Tüm dünya, bu operasyondan önce de, “zulüm gören insanlara insani yardım edeceğiz” bahanesiyle BM ve NATO adına gerçekleştirilen, ancak hiçbir zaman bölge halklarının kurtuluşuna, huzuruna ve refahına sebep olmayan, aksine daha da kötü esarete düşmesine sebep olan müdahalelere şahitlik etti. Daha dün Irak’ta yaşananlar halen hafızalarımızdaki yerini korurken, bu şer güçleri Afganistan’da şu anda bile aynı cinayetleri işlemektedir. O yüzden kimse bu operasyonun Suriye halkına huzur getireceğini söyleyemez. Afganistan’a ve Irak’a demokrasi getireceğiz diyerek, “kurtaracaklarını” iddia eden Amerika ve koalisyon güçleri, milyonlarca Müslüman kardeşimizi katlederek, kadınlarımızın ırzına el uzatarak, camileri ve mescitleri yıkarak, tüm kutsal değerlerimizi çiğnemişlerdi.
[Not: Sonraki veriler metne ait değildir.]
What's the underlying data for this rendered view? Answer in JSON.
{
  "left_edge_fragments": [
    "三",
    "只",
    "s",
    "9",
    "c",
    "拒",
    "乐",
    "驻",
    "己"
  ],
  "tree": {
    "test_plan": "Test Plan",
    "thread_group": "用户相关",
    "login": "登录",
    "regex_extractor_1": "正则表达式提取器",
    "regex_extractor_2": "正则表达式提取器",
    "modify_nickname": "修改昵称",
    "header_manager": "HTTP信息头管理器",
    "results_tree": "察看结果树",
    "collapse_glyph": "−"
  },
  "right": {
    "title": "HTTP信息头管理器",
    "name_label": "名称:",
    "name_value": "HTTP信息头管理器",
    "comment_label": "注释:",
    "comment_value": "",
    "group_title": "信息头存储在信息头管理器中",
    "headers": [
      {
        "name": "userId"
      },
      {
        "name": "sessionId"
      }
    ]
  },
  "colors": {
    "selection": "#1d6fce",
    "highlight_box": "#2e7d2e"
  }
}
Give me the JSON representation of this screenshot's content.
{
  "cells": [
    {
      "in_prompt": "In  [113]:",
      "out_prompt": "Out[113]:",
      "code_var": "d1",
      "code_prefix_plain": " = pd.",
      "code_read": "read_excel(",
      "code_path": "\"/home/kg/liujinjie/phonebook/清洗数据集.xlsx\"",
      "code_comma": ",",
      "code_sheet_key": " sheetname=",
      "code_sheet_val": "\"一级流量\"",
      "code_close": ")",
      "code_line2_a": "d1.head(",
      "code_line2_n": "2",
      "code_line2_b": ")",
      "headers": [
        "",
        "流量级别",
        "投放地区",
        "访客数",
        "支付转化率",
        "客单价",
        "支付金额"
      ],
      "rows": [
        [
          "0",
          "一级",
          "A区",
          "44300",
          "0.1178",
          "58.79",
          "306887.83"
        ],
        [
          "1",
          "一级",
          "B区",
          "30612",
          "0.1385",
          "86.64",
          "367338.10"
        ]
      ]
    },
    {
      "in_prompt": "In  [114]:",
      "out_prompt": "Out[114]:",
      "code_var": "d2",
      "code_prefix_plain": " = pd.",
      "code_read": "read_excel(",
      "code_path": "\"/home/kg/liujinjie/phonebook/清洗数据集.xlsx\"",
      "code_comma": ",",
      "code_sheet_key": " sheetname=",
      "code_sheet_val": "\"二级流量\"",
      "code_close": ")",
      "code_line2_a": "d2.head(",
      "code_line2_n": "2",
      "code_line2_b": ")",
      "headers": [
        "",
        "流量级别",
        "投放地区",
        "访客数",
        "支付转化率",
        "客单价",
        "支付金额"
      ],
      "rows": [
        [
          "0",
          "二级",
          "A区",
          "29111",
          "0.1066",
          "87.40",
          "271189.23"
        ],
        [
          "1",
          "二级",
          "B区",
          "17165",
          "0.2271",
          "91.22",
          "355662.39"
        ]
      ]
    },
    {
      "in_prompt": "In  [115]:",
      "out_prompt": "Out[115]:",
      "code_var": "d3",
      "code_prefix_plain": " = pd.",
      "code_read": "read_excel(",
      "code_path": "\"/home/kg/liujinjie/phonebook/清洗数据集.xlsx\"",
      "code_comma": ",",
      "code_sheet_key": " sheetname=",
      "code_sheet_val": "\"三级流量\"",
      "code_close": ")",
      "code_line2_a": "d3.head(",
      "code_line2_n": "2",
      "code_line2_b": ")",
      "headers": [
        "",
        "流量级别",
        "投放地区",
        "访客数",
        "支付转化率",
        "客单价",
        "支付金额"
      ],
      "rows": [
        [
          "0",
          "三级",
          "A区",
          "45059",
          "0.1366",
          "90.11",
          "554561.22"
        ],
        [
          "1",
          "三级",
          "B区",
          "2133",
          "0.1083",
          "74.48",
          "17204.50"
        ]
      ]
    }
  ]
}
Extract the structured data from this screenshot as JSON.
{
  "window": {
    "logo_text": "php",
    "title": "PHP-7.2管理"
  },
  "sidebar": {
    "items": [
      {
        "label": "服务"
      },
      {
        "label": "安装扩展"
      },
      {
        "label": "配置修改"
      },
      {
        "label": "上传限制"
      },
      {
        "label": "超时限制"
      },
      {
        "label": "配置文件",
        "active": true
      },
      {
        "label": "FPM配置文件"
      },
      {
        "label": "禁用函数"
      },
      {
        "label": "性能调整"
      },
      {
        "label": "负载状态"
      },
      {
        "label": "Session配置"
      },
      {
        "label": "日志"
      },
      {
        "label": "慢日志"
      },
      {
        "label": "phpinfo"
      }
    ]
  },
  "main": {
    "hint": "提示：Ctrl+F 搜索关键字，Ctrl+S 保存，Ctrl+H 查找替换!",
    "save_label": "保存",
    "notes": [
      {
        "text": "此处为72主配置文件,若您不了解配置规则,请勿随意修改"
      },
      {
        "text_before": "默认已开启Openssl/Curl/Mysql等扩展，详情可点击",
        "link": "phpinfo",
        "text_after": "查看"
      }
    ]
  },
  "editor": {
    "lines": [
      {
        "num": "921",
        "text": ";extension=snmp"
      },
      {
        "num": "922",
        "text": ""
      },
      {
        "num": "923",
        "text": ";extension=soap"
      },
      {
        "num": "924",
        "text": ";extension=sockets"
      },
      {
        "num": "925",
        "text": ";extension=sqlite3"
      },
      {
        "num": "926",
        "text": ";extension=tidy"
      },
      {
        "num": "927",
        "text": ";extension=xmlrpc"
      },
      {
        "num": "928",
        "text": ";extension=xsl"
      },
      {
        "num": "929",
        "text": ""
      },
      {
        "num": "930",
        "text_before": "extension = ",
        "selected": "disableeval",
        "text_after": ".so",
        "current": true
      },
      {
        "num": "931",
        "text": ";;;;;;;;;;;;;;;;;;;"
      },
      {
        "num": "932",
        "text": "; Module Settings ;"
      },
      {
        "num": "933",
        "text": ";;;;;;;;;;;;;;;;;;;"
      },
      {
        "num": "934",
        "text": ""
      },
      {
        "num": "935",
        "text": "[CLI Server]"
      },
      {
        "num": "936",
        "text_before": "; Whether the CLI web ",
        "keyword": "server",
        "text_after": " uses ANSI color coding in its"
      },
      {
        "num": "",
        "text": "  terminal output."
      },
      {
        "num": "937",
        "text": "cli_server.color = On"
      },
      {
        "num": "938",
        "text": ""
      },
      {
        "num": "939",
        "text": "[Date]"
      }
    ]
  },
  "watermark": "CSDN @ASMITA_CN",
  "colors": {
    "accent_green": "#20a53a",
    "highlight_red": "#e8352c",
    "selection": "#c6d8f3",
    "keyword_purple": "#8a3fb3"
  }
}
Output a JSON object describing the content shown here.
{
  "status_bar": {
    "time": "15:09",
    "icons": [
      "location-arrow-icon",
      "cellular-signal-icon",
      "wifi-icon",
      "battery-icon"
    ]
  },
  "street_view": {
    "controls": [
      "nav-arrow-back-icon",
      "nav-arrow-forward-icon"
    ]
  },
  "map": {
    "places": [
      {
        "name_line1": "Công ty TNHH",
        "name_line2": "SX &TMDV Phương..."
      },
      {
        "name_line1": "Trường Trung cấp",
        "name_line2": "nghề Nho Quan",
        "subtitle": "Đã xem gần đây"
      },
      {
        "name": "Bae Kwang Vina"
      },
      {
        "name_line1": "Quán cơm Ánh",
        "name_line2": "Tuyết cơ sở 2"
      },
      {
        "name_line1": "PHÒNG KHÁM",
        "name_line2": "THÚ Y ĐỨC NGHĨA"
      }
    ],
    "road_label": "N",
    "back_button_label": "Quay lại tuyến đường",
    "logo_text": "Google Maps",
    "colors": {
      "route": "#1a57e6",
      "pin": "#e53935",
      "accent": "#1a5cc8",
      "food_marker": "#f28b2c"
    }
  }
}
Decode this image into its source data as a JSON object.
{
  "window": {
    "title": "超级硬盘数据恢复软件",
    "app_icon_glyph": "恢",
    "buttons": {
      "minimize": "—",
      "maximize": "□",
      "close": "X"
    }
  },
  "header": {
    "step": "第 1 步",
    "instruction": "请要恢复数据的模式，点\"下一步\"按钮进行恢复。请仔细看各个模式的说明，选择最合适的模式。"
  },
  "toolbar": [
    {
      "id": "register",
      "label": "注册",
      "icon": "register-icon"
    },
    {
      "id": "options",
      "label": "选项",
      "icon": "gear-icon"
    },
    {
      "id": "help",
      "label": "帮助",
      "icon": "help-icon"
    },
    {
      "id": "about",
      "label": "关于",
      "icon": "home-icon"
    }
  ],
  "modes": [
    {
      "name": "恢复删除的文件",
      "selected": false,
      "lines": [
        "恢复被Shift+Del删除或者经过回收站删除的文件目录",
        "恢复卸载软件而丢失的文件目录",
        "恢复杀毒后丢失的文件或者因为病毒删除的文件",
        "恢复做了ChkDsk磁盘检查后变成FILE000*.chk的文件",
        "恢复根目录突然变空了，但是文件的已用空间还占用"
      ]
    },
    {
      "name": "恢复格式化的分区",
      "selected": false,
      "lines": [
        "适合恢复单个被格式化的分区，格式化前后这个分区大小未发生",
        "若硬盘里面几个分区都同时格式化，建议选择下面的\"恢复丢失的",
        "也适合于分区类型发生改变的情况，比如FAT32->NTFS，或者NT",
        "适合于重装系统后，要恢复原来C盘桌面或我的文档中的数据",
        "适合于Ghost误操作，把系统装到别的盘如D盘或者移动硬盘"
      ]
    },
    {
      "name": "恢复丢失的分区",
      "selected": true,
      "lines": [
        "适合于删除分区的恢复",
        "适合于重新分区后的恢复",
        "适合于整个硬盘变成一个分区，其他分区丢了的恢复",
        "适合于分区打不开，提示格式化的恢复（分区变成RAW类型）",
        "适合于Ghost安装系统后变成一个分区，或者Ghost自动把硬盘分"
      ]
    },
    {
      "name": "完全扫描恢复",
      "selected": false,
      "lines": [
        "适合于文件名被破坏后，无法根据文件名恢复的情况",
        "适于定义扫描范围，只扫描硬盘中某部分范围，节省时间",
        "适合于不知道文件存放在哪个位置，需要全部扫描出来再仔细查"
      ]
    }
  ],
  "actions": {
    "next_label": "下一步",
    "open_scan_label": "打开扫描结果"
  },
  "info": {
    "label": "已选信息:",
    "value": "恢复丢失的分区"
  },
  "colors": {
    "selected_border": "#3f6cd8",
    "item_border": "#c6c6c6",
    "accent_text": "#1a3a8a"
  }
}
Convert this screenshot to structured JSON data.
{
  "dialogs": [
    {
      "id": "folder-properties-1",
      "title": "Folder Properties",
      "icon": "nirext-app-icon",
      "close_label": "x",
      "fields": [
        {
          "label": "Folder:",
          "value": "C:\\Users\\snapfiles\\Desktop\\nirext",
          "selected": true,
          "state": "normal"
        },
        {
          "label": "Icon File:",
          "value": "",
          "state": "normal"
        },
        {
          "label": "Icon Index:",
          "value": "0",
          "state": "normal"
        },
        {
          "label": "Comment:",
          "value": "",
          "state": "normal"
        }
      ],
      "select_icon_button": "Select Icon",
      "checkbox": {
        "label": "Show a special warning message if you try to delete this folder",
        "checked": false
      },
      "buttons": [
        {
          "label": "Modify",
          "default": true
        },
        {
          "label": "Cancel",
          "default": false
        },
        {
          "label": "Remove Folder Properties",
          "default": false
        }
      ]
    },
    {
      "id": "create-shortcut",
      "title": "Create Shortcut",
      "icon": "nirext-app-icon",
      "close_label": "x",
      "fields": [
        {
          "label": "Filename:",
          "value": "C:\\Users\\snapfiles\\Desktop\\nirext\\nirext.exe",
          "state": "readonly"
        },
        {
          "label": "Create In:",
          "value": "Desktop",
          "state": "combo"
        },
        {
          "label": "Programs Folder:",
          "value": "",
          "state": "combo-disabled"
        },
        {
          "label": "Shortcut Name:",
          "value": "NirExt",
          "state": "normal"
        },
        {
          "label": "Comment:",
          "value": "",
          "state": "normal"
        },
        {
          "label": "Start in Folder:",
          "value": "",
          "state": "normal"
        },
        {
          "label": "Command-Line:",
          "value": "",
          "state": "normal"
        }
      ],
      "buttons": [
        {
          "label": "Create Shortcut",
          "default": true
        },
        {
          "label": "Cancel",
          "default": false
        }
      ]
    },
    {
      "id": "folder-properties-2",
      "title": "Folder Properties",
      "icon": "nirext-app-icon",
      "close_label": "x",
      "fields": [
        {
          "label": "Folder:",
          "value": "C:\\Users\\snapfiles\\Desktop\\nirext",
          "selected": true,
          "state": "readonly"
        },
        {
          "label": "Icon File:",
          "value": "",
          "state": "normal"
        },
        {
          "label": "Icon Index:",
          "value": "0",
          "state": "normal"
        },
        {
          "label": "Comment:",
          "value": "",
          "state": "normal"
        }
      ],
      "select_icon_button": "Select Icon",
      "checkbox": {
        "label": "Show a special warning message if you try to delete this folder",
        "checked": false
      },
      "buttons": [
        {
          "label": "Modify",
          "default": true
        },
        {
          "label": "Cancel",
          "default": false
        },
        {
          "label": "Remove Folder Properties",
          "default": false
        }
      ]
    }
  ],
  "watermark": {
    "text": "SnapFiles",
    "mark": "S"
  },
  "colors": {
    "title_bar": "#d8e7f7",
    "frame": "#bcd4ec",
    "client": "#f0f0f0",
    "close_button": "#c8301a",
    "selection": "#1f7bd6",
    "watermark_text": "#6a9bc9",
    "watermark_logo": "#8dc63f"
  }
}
Bugün Suriye’ye müdahale için hazırlık yapanlar Halepçe’deki soykırıma karşı neden ses çıkarmamışlardı?
Bugün halen insansız uçaklarıyla Afganistan ve Pakistan’da yüzlerce Müslüman sivili katledenler, bu şer ittifakı değil midir?
1948 yılından beri Gasıp Yahudi varlığı Filistin’de çocukları katlederken, bu devletler Yahudi varlığının yanında yer almamışlar mıydı?
Avrupa’nın gözü önünde, Bosna’da Srebrenitsa’da BM güçleri neden Müslümanları zalim Sırplara teslim ederek katledilmelerini beklemişlerdi?
Bugün Arakan kan gölüne döndüğü halde, on binlerce insan katledilirken ve yüz binlerce Müslüman sürgün edilirken sömürgeci batı ne yapmıştır?
Mısır’da askeri darbe yapılırken, binlerce Müslüman katledilirken bu batı ne yapmıştır? Bu darbeye darbe dahi demekten aciz kalmamış mıydı?
Afrika kıtasında, Amerika kıtasında yüzbinler insanı katleden bu batı değil miydi? Zulmü dağları, denizleri, tüm canlıları kuşatan bu vahşi batı değil mi? Şu anda Haçlı zihniyetiyle sömürgeci kâfirler tarafından vurulması planlanan Suriye İslâm beldesidir. Bu nedenle İstanbul’dan, Diyarbakır’dan, Gazze’den, Keşmir’den, Medine’den ve diğer herhangi bir İslam beldesinden farklı değildir. Unutulmamalıdır ki, tüm İslâm topraklarında yaşanan her türlü mesele, bütün Müslümanların meselesidir ve özellikle sömürgeci kâfirlerin buralarda yaşanan olaylar hakkında söz söyleme ya da müdahale etme hakkı olamaz.
Bu zulümler sadece, zalimleri ve avenelerini sorumlu tutmaz. Bu zulümleri engellemek adına hareket etmeyen tüm Müslümanları da sorumlu kılar. Bakın Rabbimiz bu konu hakkında bizleri nasıl uyarıyor:
وَاتَّقُوا فِتْنَةً لا تُصِيبَنَّ الَّذِينَ ظَلَمُوا مِنْكُمْ خَاصَّةً وَاعْلَمُوا أَنَّ شَدِيدُ اللَّهَ الْعِقَابِ
“Sadece içinizden zulmedenlere erişmekle kalmayacak olan bir azaptan sakının ve bilin ki Allah, azabı çetin olandır.” (Enfal 25)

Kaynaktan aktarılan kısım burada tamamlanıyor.